«Qual è il tuo futuro?». «Ho già firmato». «Per chi?». «Per noi!». Basterebbe questa frase, pronunciata in campo, subito dopo aver conquistato la coppa Italia del 1988, per spiegare il legame tra Gianluca Vialli e la Sampdoria. Lo volevano tutti, lo corteggiavano a suon di miliardi. Ma lui no, aveva già firmato. Non per la Samp, per «noi». Doveva portare a termine una missione, insieme ai suoi amici. Ci è riuscito con lo storico scudetto del 1991 che avrebbe avuto un finale epico con la Coppa dei Campioni svanita per un nonnulla l'anno successivo. Un legame profondo, un amore ricambiato che non è mai finito. E che poteva essere qualcosa di più. Di diverso.

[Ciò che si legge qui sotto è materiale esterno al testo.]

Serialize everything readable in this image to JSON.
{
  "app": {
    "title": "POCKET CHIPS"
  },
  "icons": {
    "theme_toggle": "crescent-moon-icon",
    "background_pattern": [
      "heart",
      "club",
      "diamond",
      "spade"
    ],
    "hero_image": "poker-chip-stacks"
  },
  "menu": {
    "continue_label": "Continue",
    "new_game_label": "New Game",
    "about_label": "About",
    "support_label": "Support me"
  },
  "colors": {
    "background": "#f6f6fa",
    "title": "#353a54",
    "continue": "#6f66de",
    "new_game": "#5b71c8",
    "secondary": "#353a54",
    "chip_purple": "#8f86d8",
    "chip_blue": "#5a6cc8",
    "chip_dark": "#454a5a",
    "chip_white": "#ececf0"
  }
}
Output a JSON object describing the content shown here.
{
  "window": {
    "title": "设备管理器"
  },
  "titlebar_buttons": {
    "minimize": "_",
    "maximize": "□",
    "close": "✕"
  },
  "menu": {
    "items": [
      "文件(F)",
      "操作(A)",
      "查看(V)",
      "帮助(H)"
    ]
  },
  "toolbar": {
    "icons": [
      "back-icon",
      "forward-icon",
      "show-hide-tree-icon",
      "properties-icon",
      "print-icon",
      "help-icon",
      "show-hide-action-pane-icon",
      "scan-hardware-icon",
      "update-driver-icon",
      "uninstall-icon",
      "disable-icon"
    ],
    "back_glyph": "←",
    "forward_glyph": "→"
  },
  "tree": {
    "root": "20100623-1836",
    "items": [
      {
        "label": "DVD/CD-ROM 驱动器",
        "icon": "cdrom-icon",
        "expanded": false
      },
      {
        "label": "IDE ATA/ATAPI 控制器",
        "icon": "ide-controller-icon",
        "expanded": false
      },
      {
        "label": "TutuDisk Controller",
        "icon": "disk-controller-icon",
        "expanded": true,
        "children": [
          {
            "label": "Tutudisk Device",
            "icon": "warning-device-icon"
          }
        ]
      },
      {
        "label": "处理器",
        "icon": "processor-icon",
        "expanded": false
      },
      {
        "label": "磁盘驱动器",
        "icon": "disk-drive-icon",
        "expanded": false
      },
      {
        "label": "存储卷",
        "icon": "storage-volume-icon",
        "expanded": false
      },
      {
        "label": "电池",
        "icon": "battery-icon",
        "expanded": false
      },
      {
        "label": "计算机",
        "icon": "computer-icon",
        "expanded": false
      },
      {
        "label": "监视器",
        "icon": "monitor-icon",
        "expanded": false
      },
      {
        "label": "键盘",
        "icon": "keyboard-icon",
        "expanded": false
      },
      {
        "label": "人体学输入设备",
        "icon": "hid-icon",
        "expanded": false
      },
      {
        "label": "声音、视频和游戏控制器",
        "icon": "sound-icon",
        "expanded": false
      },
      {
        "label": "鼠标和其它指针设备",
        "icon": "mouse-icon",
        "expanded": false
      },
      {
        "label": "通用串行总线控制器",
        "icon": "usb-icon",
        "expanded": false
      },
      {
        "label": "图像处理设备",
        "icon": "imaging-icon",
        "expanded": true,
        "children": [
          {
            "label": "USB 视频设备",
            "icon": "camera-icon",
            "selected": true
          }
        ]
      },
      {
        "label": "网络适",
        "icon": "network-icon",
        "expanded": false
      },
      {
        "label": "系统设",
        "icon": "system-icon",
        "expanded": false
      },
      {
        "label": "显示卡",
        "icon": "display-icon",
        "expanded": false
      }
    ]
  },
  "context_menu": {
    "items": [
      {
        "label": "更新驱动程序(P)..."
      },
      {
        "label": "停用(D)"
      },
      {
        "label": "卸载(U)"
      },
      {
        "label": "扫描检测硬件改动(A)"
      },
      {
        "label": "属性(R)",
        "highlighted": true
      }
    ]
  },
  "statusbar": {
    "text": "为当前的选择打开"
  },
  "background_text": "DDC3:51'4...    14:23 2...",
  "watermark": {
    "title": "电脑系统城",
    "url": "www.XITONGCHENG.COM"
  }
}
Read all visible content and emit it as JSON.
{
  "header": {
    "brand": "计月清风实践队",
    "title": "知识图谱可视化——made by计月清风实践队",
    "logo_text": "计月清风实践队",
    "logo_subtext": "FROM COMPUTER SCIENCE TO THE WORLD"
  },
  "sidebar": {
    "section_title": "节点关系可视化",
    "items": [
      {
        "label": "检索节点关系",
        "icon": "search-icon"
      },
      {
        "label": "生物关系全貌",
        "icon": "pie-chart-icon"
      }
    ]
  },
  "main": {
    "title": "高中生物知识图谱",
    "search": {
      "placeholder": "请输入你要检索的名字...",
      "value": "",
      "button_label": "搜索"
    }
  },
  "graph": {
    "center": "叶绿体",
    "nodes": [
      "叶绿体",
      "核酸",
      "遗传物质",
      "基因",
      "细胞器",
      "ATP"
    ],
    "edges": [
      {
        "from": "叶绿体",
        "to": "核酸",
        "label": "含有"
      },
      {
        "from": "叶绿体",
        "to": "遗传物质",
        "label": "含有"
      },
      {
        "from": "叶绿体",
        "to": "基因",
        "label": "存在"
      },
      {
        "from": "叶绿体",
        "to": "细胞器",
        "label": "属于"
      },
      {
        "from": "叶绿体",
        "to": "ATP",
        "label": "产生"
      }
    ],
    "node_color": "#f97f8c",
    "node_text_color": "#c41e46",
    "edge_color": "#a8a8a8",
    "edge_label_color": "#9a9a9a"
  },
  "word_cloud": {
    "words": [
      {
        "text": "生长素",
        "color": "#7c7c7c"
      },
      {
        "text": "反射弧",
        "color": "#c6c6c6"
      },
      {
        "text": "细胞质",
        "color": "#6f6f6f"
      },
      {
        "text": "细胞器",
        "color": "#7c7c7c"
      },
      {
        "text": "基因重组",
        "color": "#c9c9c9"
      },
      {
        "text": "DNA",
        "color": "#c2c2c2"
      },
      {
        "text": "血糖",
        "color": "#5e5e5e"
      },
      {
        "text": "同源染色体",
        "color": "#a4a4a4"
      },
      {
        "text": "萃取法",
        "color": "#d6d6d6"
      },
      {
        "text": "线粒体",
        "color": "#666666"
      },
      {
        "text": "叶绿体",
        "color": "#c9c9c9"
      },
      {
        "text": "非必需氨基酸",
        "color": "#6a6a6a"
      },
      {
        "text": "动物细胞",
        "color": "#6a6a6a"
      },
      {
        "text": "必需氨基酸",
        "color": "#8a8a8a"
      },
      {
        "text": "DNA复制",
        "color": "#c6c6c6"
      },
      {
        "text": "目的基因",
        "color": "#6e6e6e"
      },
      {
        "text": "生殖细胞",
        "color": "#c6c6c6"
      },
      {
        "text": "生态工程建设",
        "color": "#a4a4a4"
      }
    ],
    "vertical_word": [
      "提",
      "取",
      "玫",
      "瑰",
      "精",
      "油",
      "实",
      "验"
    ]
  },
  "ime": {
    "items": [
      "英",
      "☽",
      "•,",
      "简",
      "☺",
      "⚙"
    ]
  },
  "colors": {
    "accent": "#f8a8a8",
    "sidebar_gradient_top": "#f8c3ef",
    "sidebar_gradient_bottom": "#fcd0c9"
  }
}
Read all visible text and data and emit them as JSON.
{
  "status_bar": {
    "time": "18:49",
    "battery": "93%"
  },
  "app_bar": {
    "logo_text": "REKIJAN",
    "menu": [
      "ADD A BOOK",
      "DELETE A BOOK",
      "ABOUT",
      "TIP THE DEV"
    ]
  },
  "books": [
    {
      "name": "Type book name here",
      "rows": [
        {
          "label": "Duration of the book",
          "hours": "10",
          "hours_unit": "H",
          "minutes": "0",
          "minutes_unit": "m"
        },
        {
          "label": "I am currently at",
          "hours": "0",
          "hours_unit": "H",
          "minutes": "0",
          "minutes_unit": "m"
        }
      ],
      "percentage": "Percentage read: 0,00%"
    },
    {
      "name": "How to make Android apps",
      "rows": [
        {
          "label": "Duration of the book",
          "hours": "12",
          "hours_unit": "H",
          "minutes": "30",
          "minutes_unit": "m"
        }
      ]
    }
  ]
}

Calciatore, allenatore, commentatore, dirigente. Tante cose è stato Gianluca Vialli ma una, una cosa ancora, sognava di farla. Essere presidente di una squadra di calcio. E quale altra se non quella del «noi». Ci ha provato. A capo di un gruppo di tycoon americani che nel 2019 arrivarono a un passo dal comprare la Samp, prima che l'ultimo rilancio di Ferrero, ora sull'orlo del fallimento, facesse saltare tutto. E più di recente, quando pur consapevole che il tempo, infame complice di quel male bastardo, non fosse più dalla sua, dando la disponibilità ad altri potenziali acquirenti, aggrappandosi al sogno di sedere sulla poltrona che fu di Paolo Mantovani. Il «suo» presidente, il presidente che creò quel «noi». In un calcio un po' così, voleva portare sapere, idee, passione, signorilità, valori. E appartenenza.
Voleva fare qualcosa di grande, nel solco di quel presidente-padre che lo aveva plasmato. Rimarrà un sogno. Ma soprattutto un rimpianto. Per la Sampdoria e per i sampdoriani. E per il calcio tutto. Poteva dare tantissimo. Mancherà di più.